I grew up in Ukraine and stinging nettle soups were a popular part of our diet in the summers. It is delicious and I definitely don’t agree that it is bland. But I suspect a big part of it is what else you add to it. My suggestion is to look up “суп с крапивой” and use your favorite method of translating it to your language of choice to look at the variety of recipes.
The key is to add lots of onions and garlic and some butter to give it base flavor. The nettles give off great colour and a more subtle flavor and of course add more nutrients.
The real key though is stinging nettles just simply grow like crazy in your backyard (at least in Ireland) so it's a two birds with the one stone kind of deal, you're gardening as well as cooking. There is also the 'badass' feeling of eating something that previously was dangerous. The heat will denature any stingers in the soup.

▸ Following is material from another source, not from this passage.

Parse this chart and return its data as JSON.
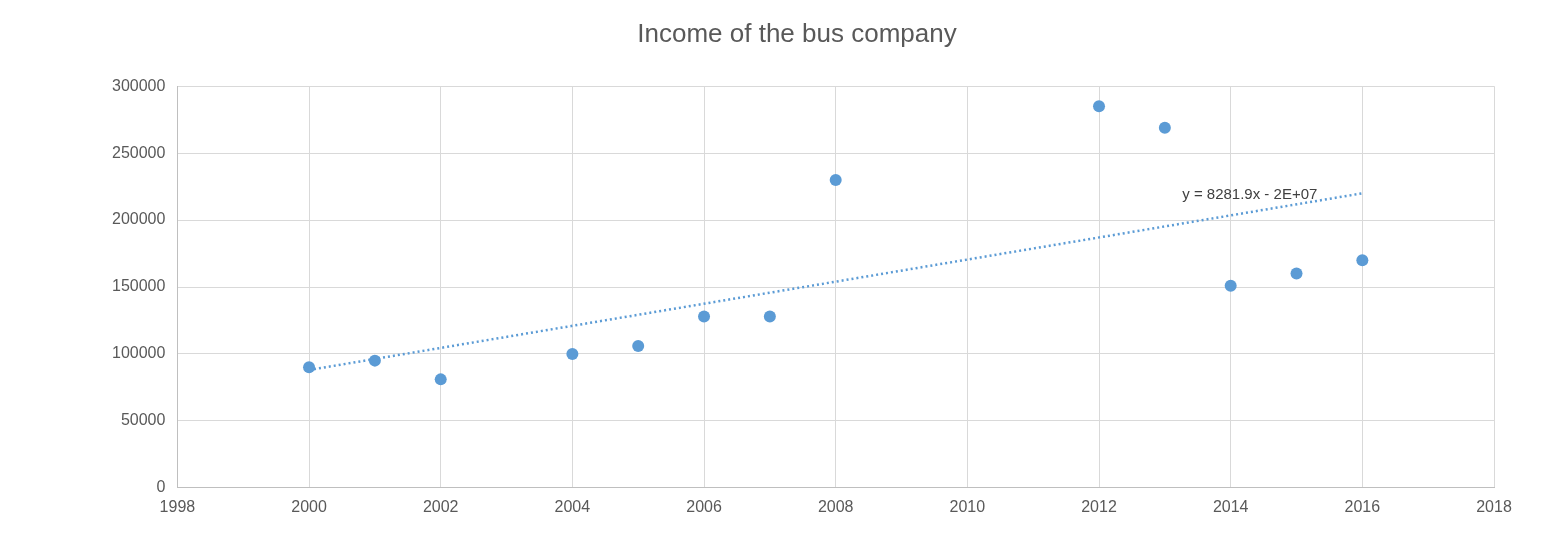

As a kid is somewhat rural western washington our backyard bordered on a many acred wood and just beyond our backyard fence was just a huge tangle of blackberry and nettles. As kids we'd get our dads machetes and carve a path into the woods proper every spring and every few years our family and the families on either side would spend a day trying to eradicate the encroaching blackberries to no ultimate avail.
We never ate the nettles, just had 1000 remedies for stings, but we did eat a lot of blackberry jam, cobblers and pies.
I'm in western washington and some people (not me) do eat the nettles. The blackberries are of course, delicious and well used. Always a good idea to pick above waist height of dogs. ;)
I'm originally from W. WA. too, and I never heard about people eating them until I grew up.
I remember dreading them when we'd go through the ravines with friends to our hideouts. :D
Or have small dogs.
These blackberries are everywhere so if you're walking down the road in season, you'll be able to snack on them (and you'll find lots of people stopping to harvest them).
Can't control the size of other people's dogs.
I was told as a child not to eat berries near roads due to being exposed to exhaust fumes, but never check if there is any science behind it.
There was, due to lead compounds in vehicle exhaust. Nasty stuff.
These days, tyre microplastics and diesel particulates are still a concern, but there's little hard science around the hazards of eating them in small quantities - there's microplastic in basically everything, to some degree, so you're not making it appreciably worse - and agricultural farm machinery is a worse diesel PM offender by far than a street's worth of modern cars.
Some commodity chocolate is dried out along the ride side, some heavy metal settling on from exhaust.
One would hope that more expensive chocolate would have a value chain to show that it’s been dried in a proper manner.
Nothing beats random sampling though.
You ate it in a hearty soup, likely made on pork bone broth, with a boiled egg, and sour cream added. It makes a lot of difference for culinary experience :) The other commenter probably just tried to add it to some rice, or as a "side green". On itself nettle is more or less like spinach, but with weaker taste
Axe head soup strikes again
I've always heard it as Stone Soup, but I presume it's the same thing.
I know it as Stone Porridge. These stories probably share an origin. https://sites.pitt.edu/~dash/type1548.html is sitting in my browser bookmarks, and https://en.wikipedia.org/wiki/Stone_Soup has some variations not listed on that page.
In Sweden it is "Koka soppa på en spik". "Make soup with a (iron) nail".
We also eat nettle soup with a boiled egg-half. I would not call it bland, it is just a dish that does not scream with its loudest voice in your face.
I'd also like to add that I'd consider it a delicacy. Because it is pretty much the first vegetable that you can harvest in spring. And you don't have to have a garden, you can just go out and pick it from anywhere.
One of my all-time favorite stories.
My dear mother told me this story when I was just a boy. I was enchanted by the idea of this magical stone, too young to consider the clever trick the tramp was playing on the woman.
The sense of cooking being a magical endeavor has stayed with me ever since.
It wasn't a trick, the magic stone was a big salt rock. It was the most important ingredient from a flavor standpoint.
Hah I misinterpreted it a different way as a kid, for a long time I thought it was like a collective delusion where the shared experience of contributing insubstantial garnishes to a pot of water tricked everyone into finding it filling and enjoying it.
While that was the way it was taught to me as a kid, I thought it was more of a story about con men who came to a village and tricked the townsfolk to eat their entire winter rations in a grand feast and then skipped town before anyone realized what they did.
I remember it as borsch with nettle. Nettle was one of the first green things in the spring, just after snow melted. Nettle borsch was cooked just like the regular one but with nettle instead of cabbage.
Thank you for the correct google term to plug in! I do this all the time in Chinese, but have no idea where to start with other languages I don't speak.